“I sought the LORD, and he heard me, and delivered me from all my fears.” Psalm 34:4
Have you been in a place in your life where you do your best to give it to the Lord? Let Him handle your fears? And then when He doesn’t deliver, feel forsaken?
I have had many fears over the years, in the last few years and then most recently in the past couple of months. Fears that I cannot share and choose not to share. Today some of those fears are still there, I told the Lord about them, begged Him to hear me, tried to do everything “right” and yet I have not been delivered from my fears. Instead they have increased. I feel forsaken…I don’t understand. I feel broken and want to be healed…it will take time, I know the pieces can be fixed.

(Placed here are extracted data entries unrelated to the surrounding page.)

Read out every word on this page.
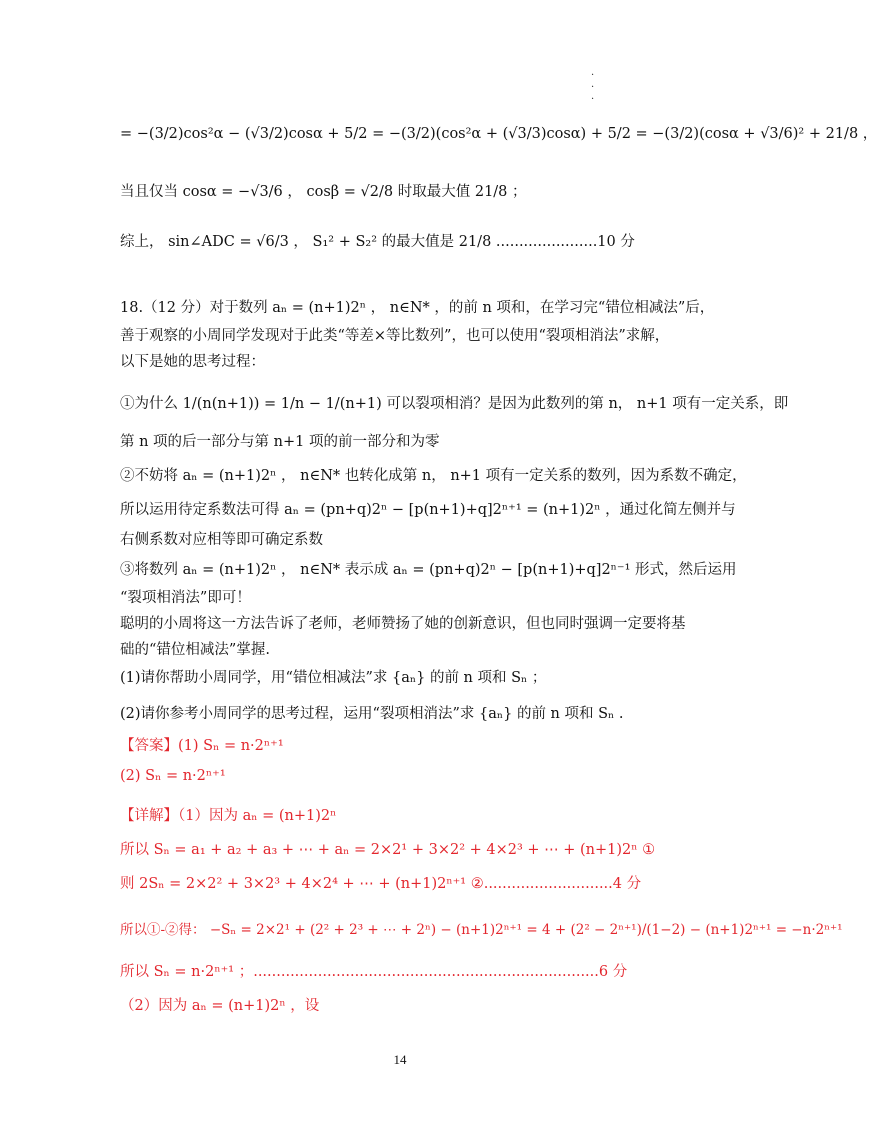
· · ·
= −(3/2)cos²α − (√3/2)cosα + 5/2 = −(3/2)(cos²α + (√3/3)cosα) + 5/2 = −(3/2)(cosα + √3/6)² + 21/8 ，
当且仅当 cosα = −√3/6 ， cosβ = √2/8 时取最大值 21/8 ；
综上， sin∠ADC = √6/3 ， S₁² + S₂² 的最大值是 21/8 ......................10 分
18.（12 分）对于数列 aₙ = (n+1)2ⁿ ， n∈N* ，的前 n 项和，在学习完“错位相减法”后，
善于观察的小周同学发现对于此类“等差×等比数列”，也可以使用“裂项相消法”求解，
以下是她的思考过程：
①为什么 1/(n(n+1)) = 1/n − 1/(n+1) 可以裂项相消？是因为此数列的第 n， n+1 项有一定关系，即
第 n 项的后一部分与第 n+1 项的前一部分和为零
②不妨将 aₙ = (n+1)2ⁿ ， n∈N* 也转化成第 n， n+1 项有一定关系的数列，因为系数不确定，
所以运用待定系数法可得 aₙ = (pn+q)2ⁿ − [p(n+1)+q]2ⁿ⁺¹ = (n+1)2ⁿ ，通过化简左侧并与
右侧系数对应相等即可确定系数
③将数列 aₙ = (n+1)2ⁿ ， n∈N* 表示成 aₙ = (pn+q)2ⁿ − [p(n+1)+q]2ⁿ⁻¹ 形式，然后运用
“裂项相消法”即可！
聪明的小周将这一方法告诉了老师，老师赞扬了她的创新意识，但也同时强调一定要将基
础的“错位相减法”掌握.
(1)请你帮助小周同学，用“错位相减法”求 {aₙ} 的前 n 项和 Sₙ ；
(2)请你参考小周同学的思考过程，运用“裂项相消法”求 {aₙ} 的前 n 项和 Sₙ .
【答案】(1) Sₙ = n·2ⁿ⁺¹
(2) Sₙ = n·2ⁿ⁺¹
【详解】（1）因为 aₙ = (n+1)2ⁿ
所以 Sₙ = a₁ + a₂ + a₃ + ⋯ + aₙ = 2×2¹ + 3×2² + 4×2³ + ⋯ + (n+1)2ⁿ ①
则 2Sₙ = 2×2² + 3×2³ + 4×2⁴ + ⋯ + (n+1)2ⁿ⁺¹ ②............................4 分
所以①-②得： −Sₙ = 2×2¹ + (2² + 2³ + ⋯ + 2ⁿ) − (n+1)2ⁿ⁺¹ = 4 + (2² − 2ⁿ⁺¹)/(1−2) − (n+1)2ⁿ⁺¹ = −n·2ⁿ⁺¹
所以 Sₙ = n·2ⁿ⁺¹ ；...........................................................................6 分
（2）因为 aₙ = (n+1)2ⁿ ，设
14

I was thinking that Jesus has never told us, His children, that He needs to give us an explanation…He has just told us to trust, lean not on our own understanding, place our yoke upon Him, serve Him, KNOW Him, keep our mind on Him. My stomach is in knots knowing that I have no explanation to the why’s of my present situation…it’s in knots as the future hangs in the balance.
“The eyes of the Lord are upon the righteous, and his ears are open unto their cry.” Psalm 34:15
I had to keep reading that passage to be reminded in spite of my feelings of forsakedness (that’s probably not a word!) that God heard me and He still hears me.
“The Lord is nigh unto them that are of a broken heart; and saveth such as be of a contrite spirit.
Many are the afflictions of the righteous: but the Lord delivereth him out of them all. “ Psalm 34:19-20
God is still near. And I still have to believe that deliverance is mine because He says, “delivereth him out of them ALL!” I really can’t see God’s hand right now, I need to trust His heart.
“And we know that all things work together for good to them that love God, to them who are the called according to his purpose. “ Romans 8:28
This present situation is for my good because I love God and this is a part of His purpose.
So, yes Lord I really don’t know what You are doing; but I don’t have to know it all…You don’t have to offer an explanation because You are God! Somehow, I will muster the strength to praise You, sacrifice my feelings of fear and praise You because You still love me and I still love You!